Ende Mai 2011 hat kommunisten.de eine Erklärung der Syrischen Kommunistischen Partei (Einheit) veröffentlicht. Damals war es nach den zunächst friedlichen Protesten zu Übergriffen der Sicherheitskräfte und andererseits bewaffneten Angriffen von „Protestierenden“ gekommen. Die Erklärung beginnt mit der Benennung von Ursachen der berechtigten Massenproteste, demokratischer Defizite und sozialer Probleme:
„Die schlimmen Ereignisse in Syrien halten seit nunmehr zwei Monaten an. Sie brachen aus, als die Bevölkerung im Verwaltungsgebiet Daraa eine Protestbewegung mit lokalen Forderungen des Volkes in Gang setzte. Diese Bewegung warf Licht auf einige ernste Mängel im politischen Leben Syriens. Beispielhaft genannt seien: der anhaltende Ausnahmezustand, politische Aktivitäten der Regierenden, etc. Ferner machten diese Proteste auf die öffentliche Kritik aufmerksam, die ebenso mit den verschlechterten Lebensbedingungen wie mit den sozialen Zuständen zu tun hat, die Folgen des Wirtschaftssystems in Syrien sind.
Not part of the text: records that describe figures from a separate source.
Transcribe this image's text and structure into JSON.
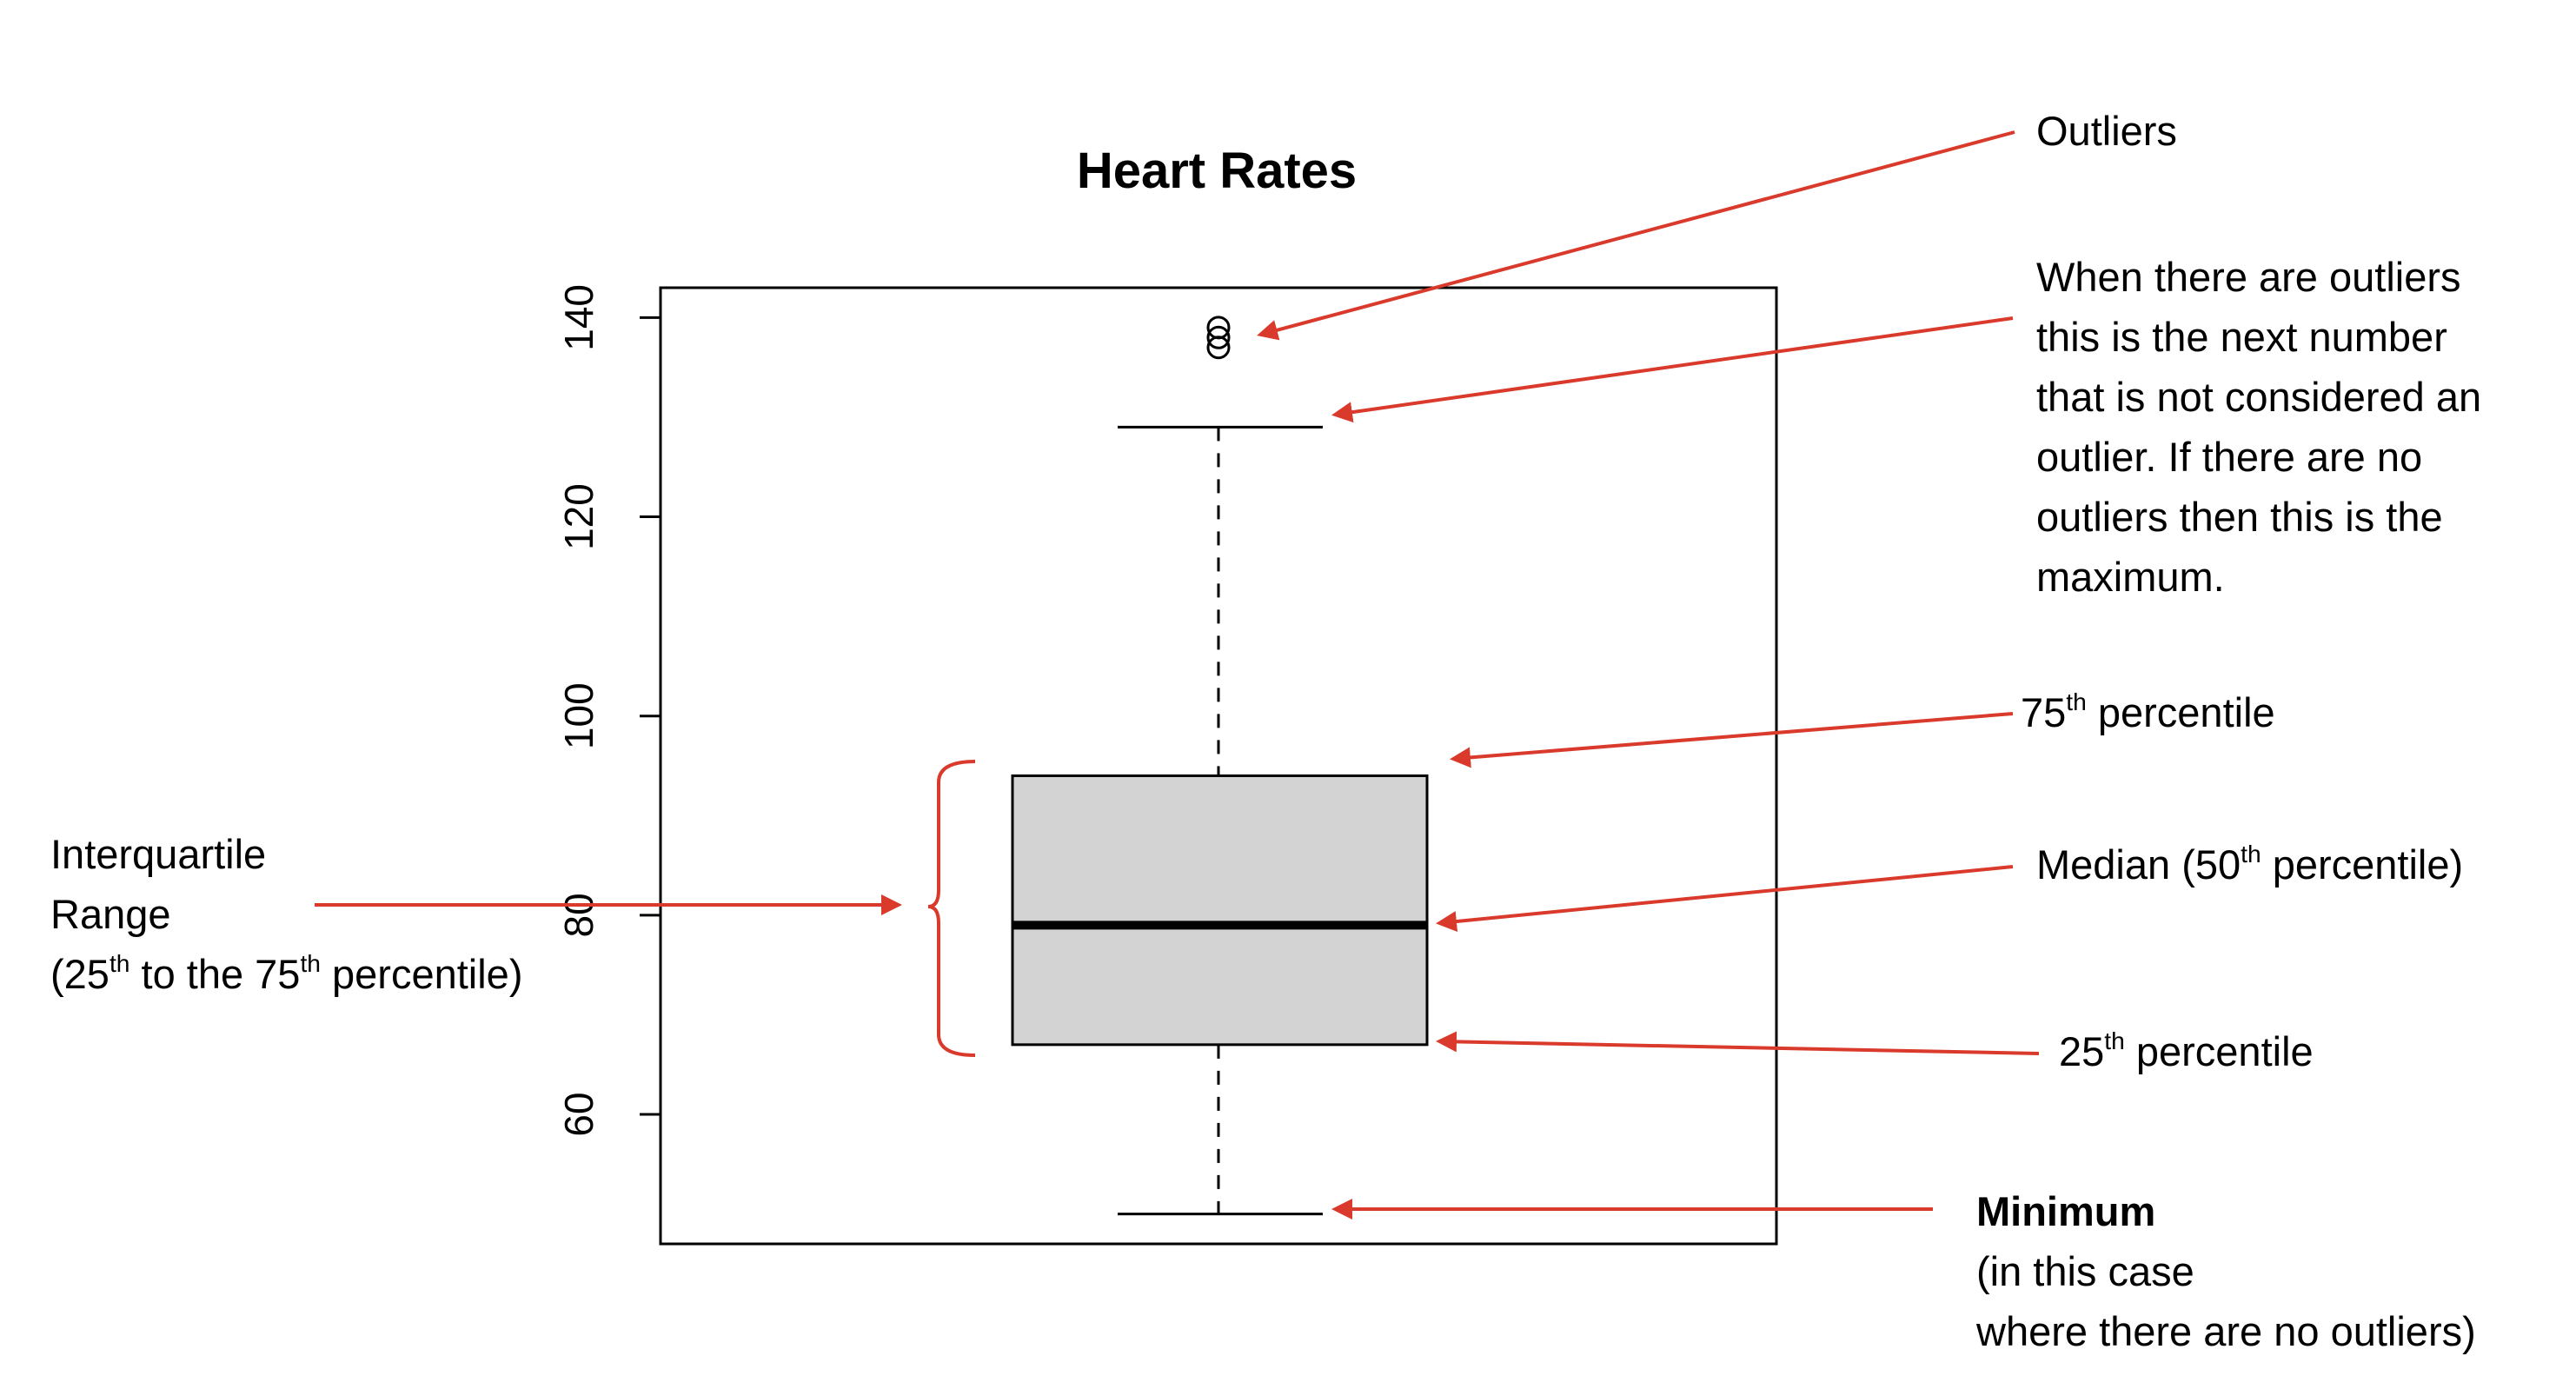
{
  "chart_data": {
    "type": "boxplot",
    "title": "Heart Rates",
    "ylim": [
      47,
      143
    ],
    "yticks": [
      60,
      80,
      100,
      120,
      140
    ],
    "box": {
      "whisker_low": 50,
      "q1": 67,
      "median": 79,
      "q3": 94,
      "whisker_high": 129
    },
    "outliers": [
      137,
      138,
      139
    ]
  },
  "annotations": {
    "outliers": {
      "text": "Outliers"
    },
    "upper_whisker": {
      "lines": [
        "When there are outliers",
        "this is the next number",
        "that is not considered an",
        "outlier. If there are no",
        "outliers then this is the",
        "maximum."
      ]
    },
    "q3": {
      "num": "75",
      "sup": "th",
      "after": " percentile"
    },
    "median": {
      "before": "Median (50",
      "sup": "th",
      "after": " percentile)"
    },
    "q1": {
      "num": "25",
      "sup": "th",
      "after": " percentile"
    },
    "iqr": {
      "line1": "Interquartile",
      "line2": "Range",
      "line3_a": "(25",
      "line3_sup1": "th",
      "line3_b": " to the 75",
      "line3_sup2": "th",
      "line3_c": " percentile)"
    },
    "minimum": {
      "title": "Minimum",
      "line2": "(in this case",
      "line3": "where there are no outliers)"
    }
  },
  "colors": {
    "arrow": "#d93a2b",
    "box_fill": "#d3d3d3",
    "ink": "#000000"
  }
}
Dieses wandelt sich in eine freie Marktwirtschaft, mit sinkender Unterstützung und Hilfe für die Habenichtse im Lande, mit Abbau von Zuschüssen für Grundbedürfnisse und die Bedürfnisse der landwirtschaftlichen Produktion, der Beseitigung jeglicher Staatskontrolle des Außenhandels – eine Maßnahme, die nicht durch eine Weiterentwicklung der Industrie Syriens begleitet wurde. Zudem ist der Anteil der Arbeitslosigkeit besonders unter jungen Menschen gestiegen.
Das alles macht den Erlass von drei Gesetzen erforderlich: die Aufhebung des Ausnahmezustandes, die Auflösung des Gerichtshofes für Staatssicherheit und die gesetzliche Zulassung von friedlichen Demonstrationen.“
Im Weiteren wird auf die Rolle Syriens in der Region und im Widerstand gegen US-amerikanische-israelische Pläne in der Region hingewiesen. Und dass die Partei in diesem Sinn die Regierung unterstützt.
Die Partei machte mehrere Vorschläge zu einer demokratisch abgesicherten Lösung der Krise. „Die Syrische Kommunistische Partei (geeinigt) gab eine Erklärung heraus, die breite Unterstützung bei nationalen Kräften fand, in der die Abhaltung einer Nationalen Konferenz gefordert wurde, und dass an dieser Beratung alle politischen Parteien, einschließlich der nationalen inländischen Opposition Syriens, die Vertreter der Gewerkschaften Syriens, die intellektuellen, wirtschaftlichen und kulturellen Eliten und die Religionsvertreter teilnehmen sollten.“
Die Entwicklung nahm einen anderen Verlauf. Die Verantwortung dafür lag nicht nur bei den USA und Verbündeten.